Watzlawick, Fish and Weakland (1979) explain the operation of the paradoxes on the basis of two mathematical theories: “group theory” and “logical types theory
This theory states that there are actions taking place within a group and make changes within the group. For example, a person in a dream, can run, jump, fight, etc.. Any change in one action to another will not end the dream. The events take place within the group (dream) without changing the group. Such an action is called a first step action. But if change is required on a higher level then it can occur only if an external action will be made separately from the group.

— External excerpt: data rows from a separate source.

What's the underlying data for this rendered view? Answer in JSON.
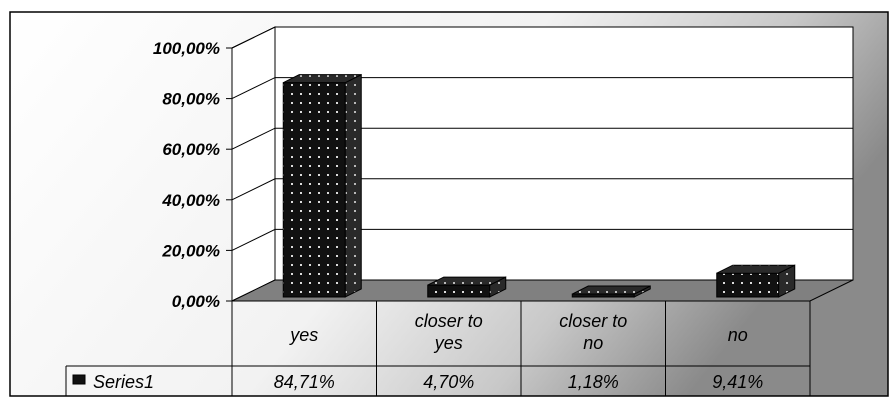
{
  "chart_data": {
    "type": "bar",
    "categories": [
      "yes",
      "closer to yes",
      "closer to no",
      "no"
    ],
    "series": [
      {
        "name": "Series1",
        "values": [
          84.71,
          4.7,
          1.18,
          9.41
        ]
      }
    ],
    "value_labels": [
      "84,71%",
      "4,70%",
      "1,18%",
      "9,41%"
    ],
    "y_ticks": [
      "0,00%",
      "20,00%",
      "40,00%",
      "60,00%",
      "80,00%",
      "100,00%"
    ],
    "ylim": [
      0,
      100
    ],
    "grid": true,
    "legend": "data-table",
    "colors": {
      "bar": "#111111",
      "bar_dots": "#dddddd",
      "floor": "#808080"
    }
  }
}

If we stay with the same example of a dream, in order to stop run, jump or fight during his dream the person’s state has to move from dream to awakening. Waking up is another state than the dream. Transition to waking is a change from second degree. Such a change defines the relationship between dreaming state and a waking state. Change from the top of a second is a modification of Change! Such change is always the nature of the lack – of continuity, or jump – and therefore logical that a change can be viewed from the top – without a second look – make sense.
Logical types theory:
The central thesis of this theory is that there is a discontinuity between a group and its members. A member of a group can be a part of a group but not the group. He can represent himself but not the group, and so the group can not represent the members. The terms used for the group are different from the terms that represent the member. When the discontinuity is not respected in human relations it leads to paradoxical communication (Watzlawick, Fisch, Weakland, 1979). For example, “Humanity is the department that contains all the people, but humanity is not one of the people” (Watzlawick, Fisch, Weakland, 1979, p. 21).
When people are unable to reach any result, in particular, this happens because of an attempt to reach a solution by changing within the group. Watzlawick, Fisch, Weakland (1979) define this experience to find a solution as an attempt to do “more of the same
One of the ways out of this trap is by distinguishing between the two levels; one of element and second of the system, or one of the member and second of the group
In the case of the man from Crete, the liar paradox, we included the member (the man from Crete) within the group (“All Cretens”). And we mentioned before that a member can not be the group. So, this way the paradox was created
So, this is a confusing thinking which describes the formation of paradoxical situation whose solution is not in rational thinking, but in trying to settle the paradox itself. There is no doubt that the attempt to resolve paradoxical confusion has to be done outside the stereotypical framework of reasoning,.